U21 takımı ile antrenmana çıkması kararlaştırılan Ferhat Kiraz ve İbrahim Öztürk ile ilgili de konuşan Güneş, "İbrahim'e de Ferhat'a da katkıları için teşekkür ederiz. Ben sezon başından beri defansta Türk oyuncu oynatmak istiyordum. İbrahim iyi niyetle de çalıştı. Ama yedek tutup oyuna aldığımda böyle oynayacaksa kadroda tutmanın anlamı yok. Ben kendilerine bunu söyledim. Böyle oynarlarsa, takıma katkıları olmayacaksa 18'e almayacağımı söyledim. Onlar da bu durumda bana 'İdmana çıkmasak olur mu?' dediler. 'Adil Bey ile görüşün' dedim, görüştüler. Daha sonra yönetimden alınan karar budur. Benim 18'e almayacağımı söyledim. Seyircinin düşüncesine de saygı duyacağız ama biz kendi düşüncemizle oyunculara karar vereceğiz. Bundan sonra ne olur bilemiyoruz, hizmetleri için teşekkür ediyoruz. Diğer oyuncular için de geçerli. Verimi olmayan bir oyuncuyu beklersiniz ama ne kadar? Gelecek planında yoksa ona da bunu söylemeniz lazım. Bu söylem onların da yararına olacaktır. Geride kalan oyunculara da söylüyorum. Takımda 11'de oynayanların dışında 18'e girenin de katkı yapacak bir anlayışta olmasını istiyoruz. Bu olmayacaksa, 18'de olmayacaklarını kendilerine söyleriz. Çünkü 18'de olmayacaklarını onlara söylemem lazım.

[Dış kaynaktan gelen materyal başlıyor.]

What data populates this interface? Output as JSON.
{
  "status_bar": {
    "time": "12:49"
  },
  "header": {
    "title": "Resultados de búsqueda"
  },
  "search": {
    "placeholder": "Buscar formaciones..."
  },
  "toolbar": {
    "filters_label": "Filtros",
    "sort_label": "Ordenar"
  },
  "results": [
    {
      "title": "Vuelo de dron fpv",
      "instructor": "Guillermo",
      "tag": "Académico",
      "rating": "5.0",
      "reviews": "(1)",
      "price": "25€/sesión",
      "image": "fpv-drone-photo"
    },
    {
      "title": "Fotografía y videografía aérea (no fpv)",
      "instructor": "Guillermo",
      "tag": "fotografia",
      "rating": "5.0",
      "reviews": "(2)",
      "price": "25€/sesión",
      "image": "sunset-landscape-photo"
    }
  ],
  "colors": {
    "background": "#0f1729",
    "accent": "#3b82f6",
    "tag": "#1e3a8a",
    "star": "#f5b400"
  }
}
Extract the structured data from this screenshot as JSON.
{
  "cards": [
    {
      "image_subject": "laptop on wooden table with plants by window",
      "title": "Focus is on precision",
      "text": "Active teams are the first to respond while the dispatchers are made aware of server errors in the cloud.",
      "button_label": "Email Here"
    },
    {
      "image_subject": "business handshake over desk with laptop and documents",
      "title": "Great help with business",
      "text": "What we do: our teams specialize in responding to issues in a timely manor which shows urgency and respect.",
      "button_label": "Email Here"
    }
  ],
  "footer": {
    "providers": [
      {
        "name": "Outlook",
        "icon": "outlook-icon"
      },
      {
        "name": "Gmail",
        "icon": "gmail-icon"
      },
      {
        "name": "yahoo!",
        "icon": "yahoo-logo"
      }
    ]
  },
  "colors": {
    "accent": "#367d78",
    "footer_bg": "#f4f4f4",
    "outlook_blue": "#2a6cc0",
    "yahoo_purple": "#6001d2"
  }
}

Belki devre arasında kendilerine kulüp bulurlar" açıklamasını yaptı.
"AYDIN GÜNDEMİMDE YOK"
Bir gazetecinin, Aydın Karabulut'un kadroya dönme ihtimalinin bulunup bulunmadığını sorması üzerine Güneş, "Aydın Karabulut ile ilgili düşüncem yok, gündemimde yok. Devreye kadar bu kadro ile yarışacağım. Sonra ne olur bilemem. 20-25 arasında oyuncu kadromuz olacak. Ama Aydın gündemimizde yok" cevabını verdi.
"ÜRETMEDEN TÜKETİYORUZ"
Taraftarların maçlara ilgi göstermediğinin hatırlatılması üzerine Güneş, "Kabul etmek gerekirki futboldan soğuma oldu. Türk futbolunun sisteminde bir eksiklik var. Maalesef futboldaki pastayı büyütmek yerine parçalayıp onu yemeye yöneldik. Futbolun içerisinde bulunan futbolcular ve antrenörler maalesef sistemde karar noktasında yer bulamıyorlar. Yönetimler kararları alıyorlar. Herhangi bir kulübün başkanı ve yönetimleri kararları alıyorlar sonra bir bakıyorsunuz o isimler görevlerinde değiller. Sistemde değişiklik yapmak lazım. PASSOLİG uygulamasında da sorunlar var. Geçmişte fanatik taraftarlar yüzünden tribünden çekilen taraftarlar vardı. Şimdi fanatik olan taraftarların getirmiş olduğu taraftar grupları da maçlara gelmiyor. Bu sadece bizim değil tüm kulüplerin sorunu. Oynanan futbolun kalitesi de tartışılır. Biz üretmeden, tüketiyoruz. Bundan dolayı da seyirciler tribünden çekildi. Takımımız hücumda da savunmada da tribünler ile birlikte coşmalı. Bildiğiniz gibi ağrılarım nedeniyle kulübeden dışarı çıkamadım. İkinci golde ayağa kalktım koşmak istedim. Bende bu duygu varsa, futbolcumuz da da olmalı, tribünde de olmalı, yönetimde de olmalı" dedi.